Symptom response often creates a dangerous form of false reassurance. A patient frequently reports improved libido, higher energy, and better performance even as blood pressure rises [2], albuminuria emerges [3], or repeated phlebotomy induces iron depletion [8]. In these instances, the "success" of the hormonal intervention masks a medical failure. [1-8]

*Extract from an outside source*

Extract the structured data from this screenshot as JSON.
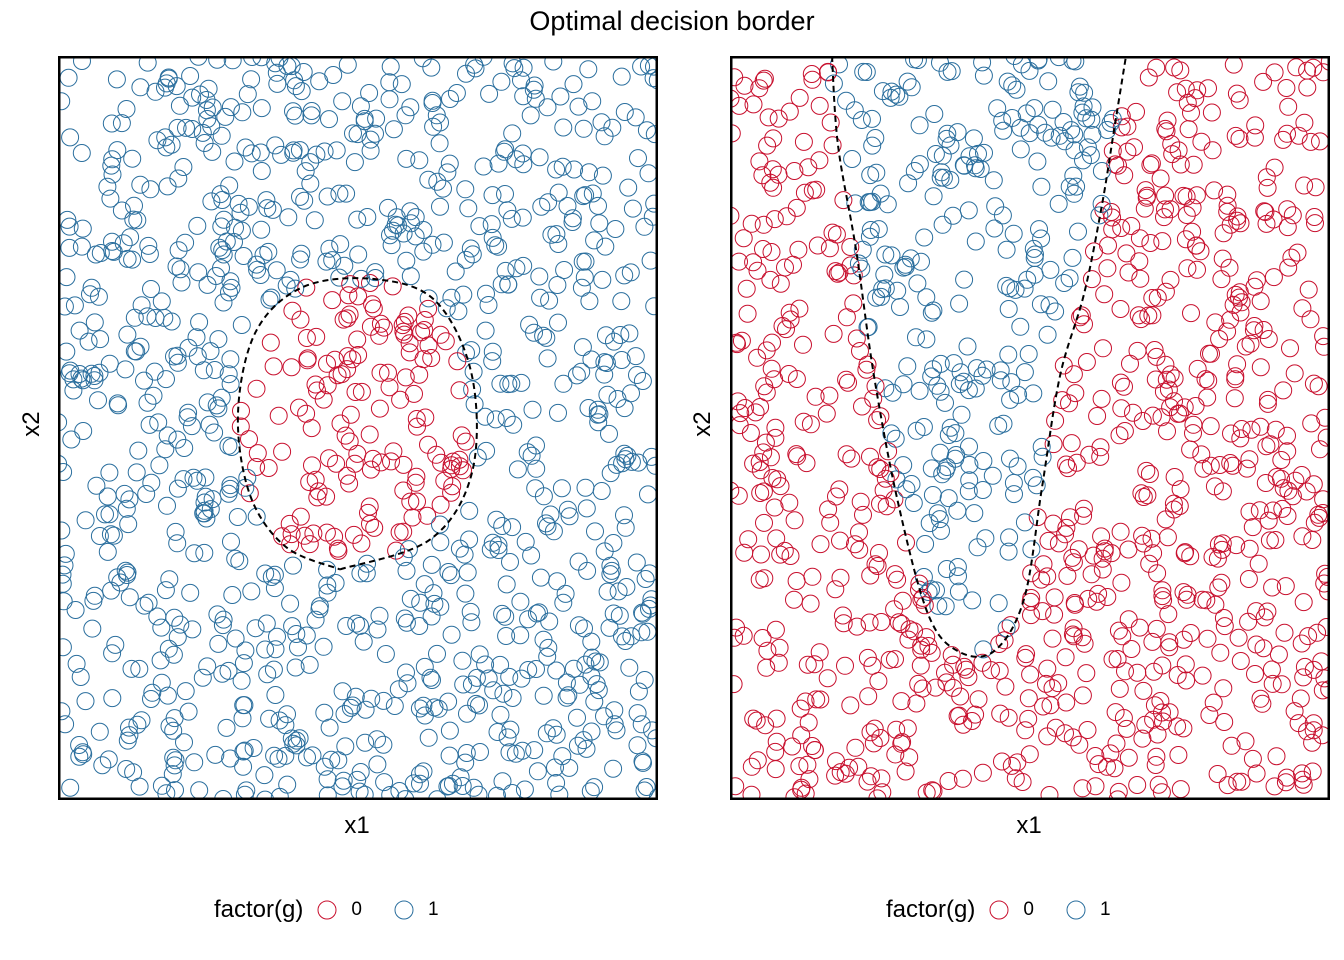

The ABCDS™ framework shifts the primary question from "Is the hormone plan working?" to "Is the patient becoming safer over time?" While this is a more demanding standard, it is the only one that accurately predicts long-term outcomes. If a single letter is omitted from the clinical visit, the patient's actual risk profile can disappear along with it. [1-8]

   COURSE SUMMARY   

 

 

The ABCDS™ Framework gives clinicians a fast, repeatable structure for identifying the disease drivers that most often determine long-term outcomes in patients on testosterone and anabolic steroids.

 

Used correctly, ABCDS™ changes what the clinician notices, what gets prioritized first, and what gets protected over time. It keeps hormone care anchored to internal medicine instead of allowing testosterone levels, symptom response, or hematocrit alone to dominate the case.
 

   REFERENCES   

 

  1. American Diabetes Association Professional Practice Committee. Diagnosis and classification of diabetes: Standards of Care in Diabetes—2026. Diabetes Care. 2026;49(suppl 1):S27-S49.
  2. Jones DW, Ferdinand KC, Taler SJ, et al. 2025 AHA/ACC/AANP/AAPA/ABC/ACCP/ACPM/AGS/AMA/ASPC/NMA/PCNA/SGIM Guideline for the Prevention, Detection, Evaluation, and Management of High Blood Pressure in Adults. J Am Coll Cardiol. 2025;86(18):1567-1678.
  3. Kidney Disease: Improving Global Outcomes (KDIGO) CKD Work Group. KDIGO 2024 Clinical Practice Guideline for the Evaluation and Management of Chronic Kidney Disease. Kidney Int. 2024;105(4S):S117-S314. doi:10.1016/j.kint.2023.10.018.
  4. Grundy SM, Stone NJ, Bailey AL, et al. 2018 AHA/ACC/AACVPR/AAPA/ABC/ACPM/ADA/AGS/APhA/ASPC/NLA/PCNA guideline on the management of blood cholesterol: executive summary: a report of the American College of Cardiology/American Heart Association Task Force on Clinical Practice Guidelines. J Am Coll Cardiol. 2019;73(24):3168-3209. doi:10.1016/j.jacc.2018.11.002
  5. Reyes-Soffer G, Ginsberg HN, Berglund L, et al. Lipoprotein(a): A genetically determined, causal, and prevalent risk factor for atherosclerotic cardiovascular disease. Arterioscler Thromb Vasc Biol. 2022;42:e48-e60.
  6. Budoff MJ, Shaw LJ, Liu ST, et al. Long-term prognosis associated with coronary artery calcium scoring. J Am Coll Cardiol. 2007;49(18):1860-1870.
  7. Mulhall JP, Trost LW, Brannigan RE, et al. Evaluation and management of testosterone deficiency: American Urological Association guideline. J Urol. 2018;200(2):423-432.
  8. Bond P, Verdegaal T, Smit DL. Testosterone therapy-induced erythrocytosis: can phlebotomy be justified?. Endocr Connect. 2024;13(10):e240283. Published 2024 Sep 28. doi:10.1530/EC-24-0283.
  9. National Comprehensive Cancer Network. NCCN Clinical Practice Guidelines in Oncology (NCCN Guidelines®): Prostate Cancer Early Detection. Version 2.2026. February 18, 2026.
  10. US Preventive Services Task Force. Colorectal cancer: screening. JAMA. 2021;325(19):1965-1977.
  11. US Preventive Services Task Force. Breast cancer: screening. JAMA. 2024;331(22):1916-1925.